COVID-19: Anxiety and Cognitive Distortions

by Numinus

Feb 17, 2023

By Kathleen Jones, PA-C

I came across an early study out of China where 1,210 people rated the psychological impact COVID-19 was having on them:

53.8% – Moderate – severe impact

28.8% – Moderate – severe anxiety

16.5% – Moderate – severe depression

Have you felt anxious in the past 2 months? I think we all have. I’m sure a study conducted within our own community would reflect similar numbers.

Our thoughts can run wild during times like these – it is important to try and catch these cognitive distortions until they spiral.

“Cognitive distortions” are thought patterns that cause us to view reality in inaccurate and usually negative ways. Left unchecked, they can worsen depression, increase anxiety and strain relationships.

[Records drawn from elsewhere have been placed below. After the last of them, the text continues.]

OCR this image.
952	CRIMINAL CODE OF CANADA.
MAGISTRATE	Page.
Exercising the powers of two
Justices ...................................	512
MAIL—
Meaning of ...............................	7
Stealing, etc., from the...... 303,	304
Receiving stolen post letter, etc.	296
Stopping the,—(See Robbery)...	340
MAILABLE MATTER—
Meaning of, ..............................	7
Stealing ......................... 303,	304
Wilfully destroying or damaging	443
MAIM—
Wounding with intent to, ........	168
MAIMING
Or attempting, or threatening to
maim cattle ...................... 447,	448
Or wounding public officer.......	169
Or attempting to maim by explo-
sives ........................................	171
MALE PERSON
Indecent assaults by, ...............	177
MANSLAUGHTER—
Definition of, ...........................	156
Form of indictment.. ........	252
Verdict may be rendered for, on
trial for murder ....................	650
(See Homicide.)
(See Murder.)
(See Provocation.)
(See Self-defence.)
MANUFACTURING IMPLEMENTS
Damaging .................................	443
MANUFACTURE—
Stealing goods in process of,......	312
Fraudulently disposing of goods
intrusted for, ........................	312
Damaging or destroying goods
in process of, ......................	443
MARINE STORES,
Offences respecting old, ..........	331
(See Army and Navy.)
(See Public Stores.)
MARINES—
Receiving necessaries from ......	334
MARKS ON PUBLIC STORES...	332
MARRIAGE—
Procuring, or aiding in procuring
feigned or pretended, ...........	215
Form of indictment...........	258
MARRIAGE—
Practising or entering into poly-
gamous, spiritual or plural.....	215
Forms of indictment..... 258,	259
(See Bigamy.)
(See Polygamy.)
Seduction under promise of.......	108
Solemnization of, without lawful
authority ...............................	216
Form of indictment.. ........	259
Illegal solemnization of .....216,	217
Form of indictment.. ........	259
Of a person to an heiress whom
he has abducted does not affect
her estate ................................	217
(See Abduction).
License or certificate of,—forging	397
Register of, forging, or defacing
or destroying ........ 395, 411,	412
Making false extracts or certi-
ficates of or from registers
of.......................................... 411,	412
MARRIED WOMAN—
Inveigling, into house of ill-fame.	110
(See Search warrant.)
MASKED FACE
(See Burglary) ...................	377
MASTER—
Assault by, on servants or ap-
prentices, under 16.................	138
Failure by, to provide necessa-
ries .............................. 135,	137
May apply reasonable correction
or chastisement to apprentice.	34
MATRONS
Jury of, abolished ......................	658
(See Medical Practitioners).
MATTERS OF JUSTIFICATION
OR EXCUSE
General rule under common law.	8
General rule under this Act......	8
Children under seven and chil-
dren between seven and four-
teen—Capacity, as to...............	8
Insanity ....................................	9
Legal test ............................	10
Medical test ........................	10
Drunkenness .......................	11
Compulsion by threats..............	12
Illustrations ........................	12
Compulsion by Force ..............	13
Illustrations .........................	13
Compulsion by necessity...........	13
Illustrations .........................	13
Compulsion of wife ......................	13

Examples of cognitive distortions:

Overgeneralization:  “I heard of someone younger/healthier than me that died of COVID-19, so I will die too.”

Jumping to conclusions: “I will definitely get COVID-19 because I work in a hospital.”

Catastrophizing: “The world/economy is heading into chaos and won’t recover.”

Magnification/minimization: “This is not a big deal. The media is blowing it way out of proportion.” Or “This will lead to our ruin as a nation.”

Labeling: “I just found out I have COVID-19. When I felt sick, I didn’t practice social distancing. I am a failure.”

Emotional reasoning (belief that your emotions are the truth): “I am afraid, so we must all be in danger.”

I have definitely had some of these thoughts. So what can you do?

1 – Identify the thought.

2 – Try to reframe it (Any objective evidence? Alternate explanations? Gray areas?)

3 – Ask, is the thought helpful to you/others?

4 – Take what you learned and either dismiss the thought or grow (Could the thought be reframed to encourage change?)

Viktor Frankl was an Austrian Neurologist/Psychiatrist, and a Holocaust survivor. He wrote, “We who lived in concentration camps can remember the men who walked through the huts comforting others, giving away their last piece of bread. They may have been few in number, but they offer sufficient proof that everything can be taken from a man but one thing: the last of the human freedoms—to choose one’s attitude in any given set of circumstances, to choose one’s own way.”

We are nowhere near the atrocities of the Holocaust, but we are in a unique and trying time. What can you do to make things a little easier on yourself, and others?